Iratxe Rodríguez y Pablo Ayerbe |

Liaño de Villaescusa (Cantabria) (EFE).- El coctelero cántabro que cobra 1,5 euros a los clientes que no consumen en su bar defiende que con esta acción está pidiendo «respeto a la profesión» porque detrás de los establecimientos «hay empresas y personas».

«Lo que pedimos es coherencia, es sentido común: si usted viene a un bar, respete», apunta en una entrevista a EFE el propietario de La Solía, Óscar Solana.
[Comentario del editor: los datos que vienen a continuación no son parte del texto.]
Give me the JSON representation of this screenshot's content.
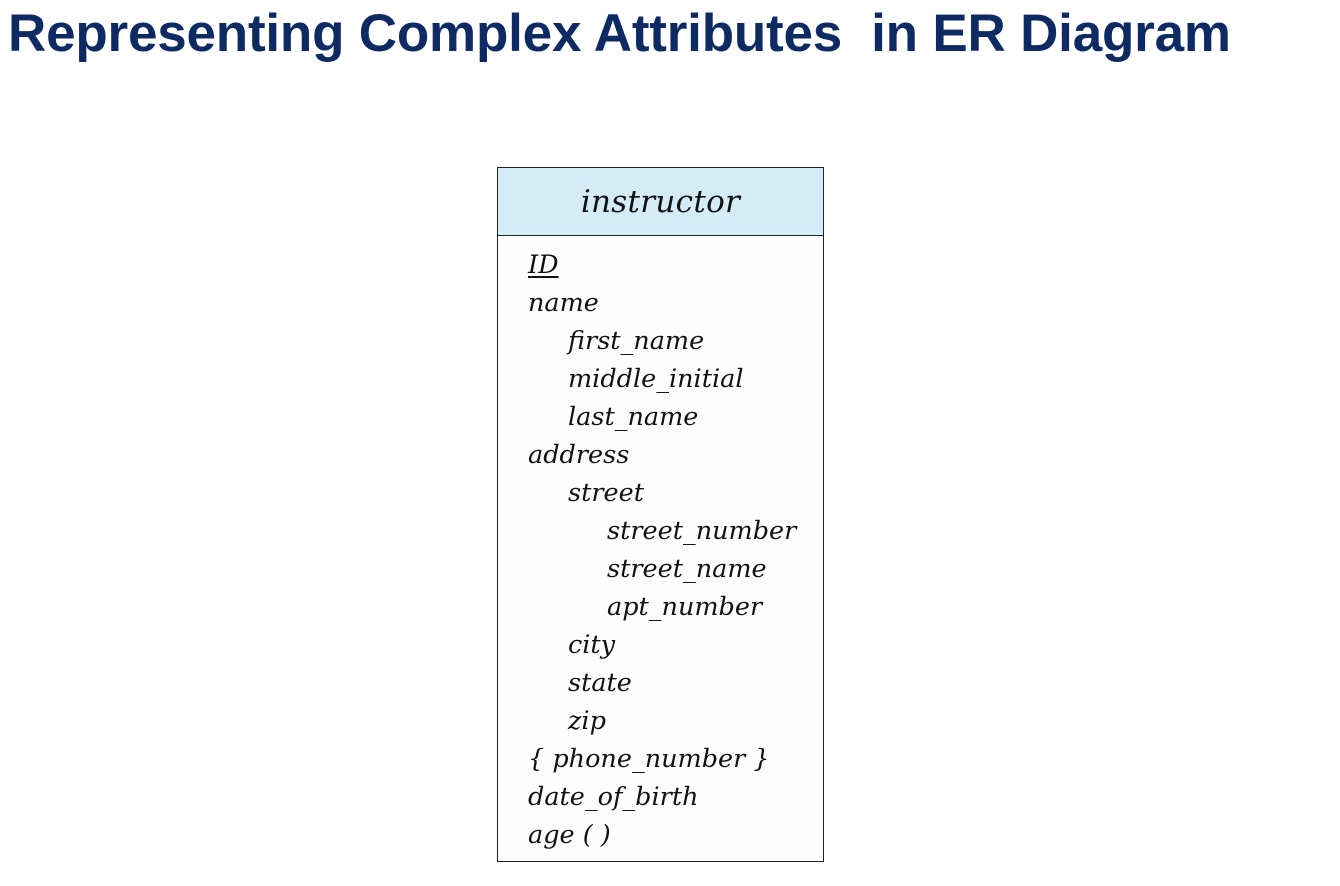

Solana niega que al cobrar por no consumir esté imponiendo tasas o impuestos, sino que trata de «darle valor» a sus camareros y a su negocio. «Lo que defiendo es coherencia, es sentido común, es respeto a una profesión», insiste.

«La mejor forma de cuidarlos es que cuando alguien vaya a un bar consuma, porque cuando se consume entra dinero en la caja, y ese dinero hace que el camarero pueda cobrar», explica.

Una medida «coherente»

El coctelero incide en que los bares son «pequeñas empresas» y pone como ejemplo La Solía, de la que dependen, asegura, siete familias, que han visto triplicados sus gastos por el elevado precio de la energía o los impuestos. «Vivimos de esto, es un negocio que tiene que ser rentable», dice.

«Te estoy cobrando por el momento que estas viviendo, por estar sentado en un local limpio, con agua, con una conversación y que si hace frío está calentito», defiende.

El dueño del local, quien acumula varios premios por su labor como coctelero a nivel regional, nacional e internacional, cree que la polémica surgida a raíz de esta medida, «escapa de la lógica» porque solo pide «coherencia».

El propietario de la taberna "La Solía", Óscar Solana, coctelero cántabro que cobra 1,5 euros a los clientes que no consumen en su bar "por respeto a la profesión".
El propietario de la taberna «La Solía», Óscar Solana. EFE/ Pedro Puente Hoyos

En este sentido, Solana compara la política de su establecimiento con la de otros lugares como las salas de cine, donde según constata, no pueden entrar seis personas a ver una película si solo pagan cuatro.

Y defiende la legalidad de esta acción, ya que según afirma, el cliente está «advertido en todo momento» que si no consume se le va a cobrar 1,5 euros.

Además, dice que también se ha impuesto esta medida porque La Solía es «una de las 35 mejores coctelerías de España» y ofrece un trato personalizado y «meticuloso». «Una silla de bar cuesta una barbaridad de dinero, por la luz, impuestos y solo puedes sobrevivir si tu asiento es rentable», añade.

No hay quejas

La Asociación de Consumidores de Cantabria (UCE), no ha recibido, hasta el momento, ninguna queja por parte de clientes que hayan sido cobrados por no consumir en La Solía.

Según explica a EFE el abogado de la UCE Enrique Solís, esta conducta conlleva «riesgos» porque, aunque sea un derecho por parte de los hosteleros, «no se puede abusar» y cree que si no tiene consecuencias jurídicas, el fenómeno «se podría extender».

Sin embargo, asegura que es «una práctica individual y aislada» que «no se ha propagado» entre otros hosteleros de la región, aunque considera que «debería ser objeto de estudio».

En este sentido, el abogado expone que la legalidad de ese cobro depende de las condiciones de la licencia de apertura del local.

«Hay que ver si su actividad mercantil es vender bebidas o hacer un mero uso de sus instalaciones», apunta.

Solís relata que el consumidor puede pedir el ticket de la factura «de lo que se le pretende cobrar» y puede acudir al servicio de consumo del Gobierno de Cantabria para que compruebe «si se ha cometido alguna infracción» y si ese cobre se ajusta al objeto de la licencia.

Para el abogado, se debe compaginar el derecho del establecimiento a sacar un rédito pero también los consumidores de hacer un uso plácido del establecimiento.